Movie Review - Munda Faridkotia

Lost its way across the border

Named after his homeland, Farid Singh Brar, played by Roshan Prince, is born and raised in Faridkot. Spending time at the farm or with his best friend Maddi (Sumit Gulati) is all that’s there to his life.

Lost its way across the border

rajivbhatia82@gmail.com

Gurnaaz Kaur

Named after his homeland, Farid Singh Brar, played by Roshan Prince, is born and raised in Faridkot. Spending time at the farm or with his best friend Maddi (Sumit Gulati) is all that’s there to his life. Unhappy with such a purposeless life of her son, Rupinder Kaur pushes him to get married to a Canadian girl and settle there. Dismayed by his parents’ demand, he prays to stay in Faridkot. His wish is granted but everything else turns upside down as he ends up in Faridkot of Pakistan. Here’s when the entire cast of the film comes to play their role. 

In short, the story really begins. Hardly shocked and not even thinking of a way to return home, Farid simply finds a way to lead his days. He acts as a dumb person so that no one discovers his identity. He lives and serves at Baba Farid’s dargah where he falls in love—love at first sight, precisely, with Mariyam (Sharan Kaur). Next we know, he manages a job of a driver at Mariyam’s place. Love at first sight is not a one-time thing in this film. Mariyam’s friend and their housekeeper’s (Karamjit Anmol) sister Nazia (Navpreet Kaur) falls in love with Farid the minute he enters the house. In all this, not to miss, Hobby Dhaliwal, Mariyam’s uncle, is the head of this family. You’ll not be able to forget even for a minute that it is a Pakistani family, thanks to the much emphasis laid on the dialect and diction. It can easily be called overdone. 

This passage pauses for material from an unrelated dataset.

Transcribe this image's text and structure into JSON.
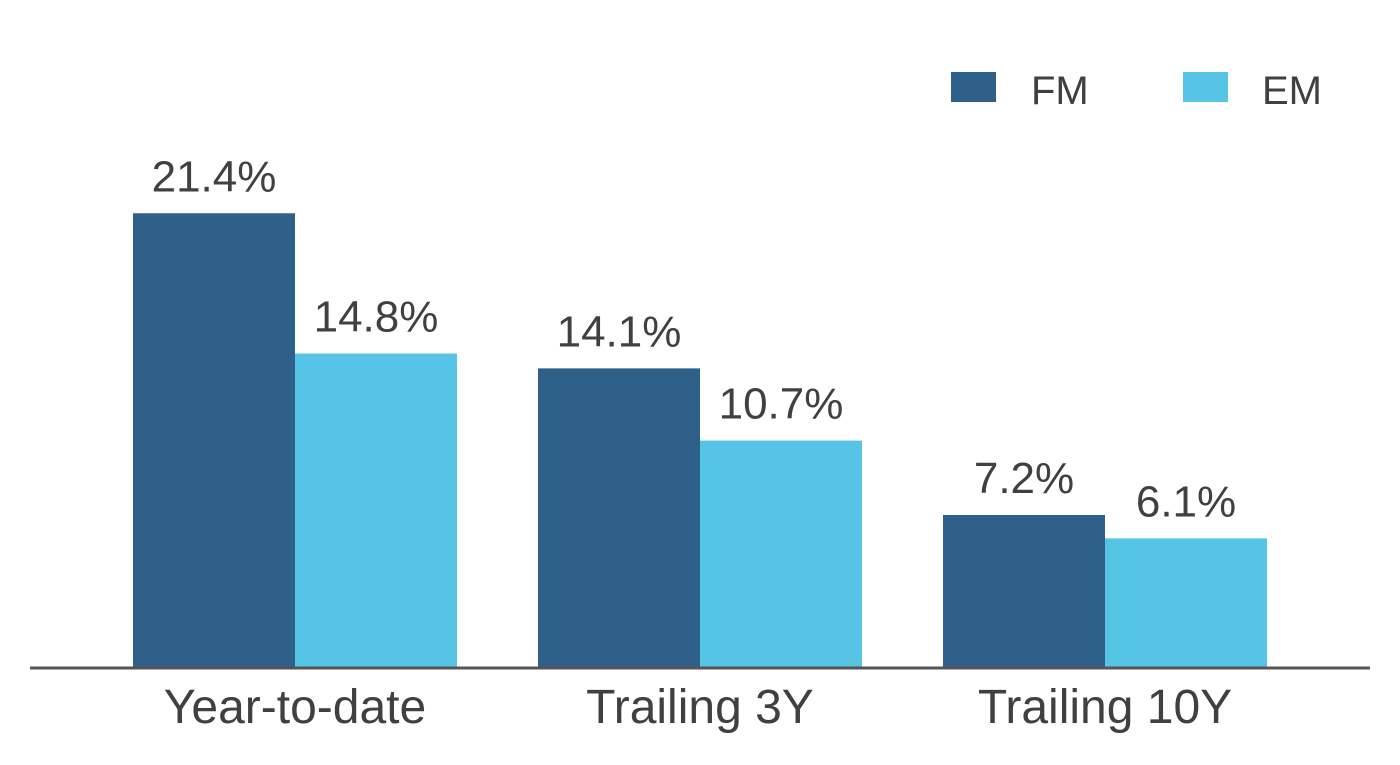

Everyone is living their lives. There are a few and far between scenes across the border. The underlying reason may be a mother crying for her son, but these scenes are perhaps meant to add some humour, which they mostly fail to do. 

Now, before one figures out whether it is a love triangle in Pakistan, there is another story that unfolds. 

So, what’s convincing here is Mukul Dev, who plays Darvesh, an old and haggard man living under a tree at the dargah. Mukul Dev too is an Indian who decided to stay put in Pakistan during Partition for the love of his life. How he grows old there, you will know when you watch the movie. Aiming to win the love of Mariyam, Farid has no interest in going home. Once he confesses his love, Mariyam suddenly is head over heels in love with him. This too is quite strange, as at no point before this, she has shown interest in him. But that’s about the screenplay and direction. As a debutant, Sharan Kaur not only looks pretty on screen but also manages to make her presence felt. Navpreet, on the other hand, does not have much to her character. Karamjit Anmol has an important part and does a fair job of it. BN Sharma, like in other films, is there to sprinkle some humorous touch but seldom succeeds. Roshan Price looks innocent and adorable mostly, but there are times when his character slips off. You can’t really blame him because those are loopholes in the script. Barring the technical weak points, it’s worth finding out whether the cross-border couple manages to unite or not.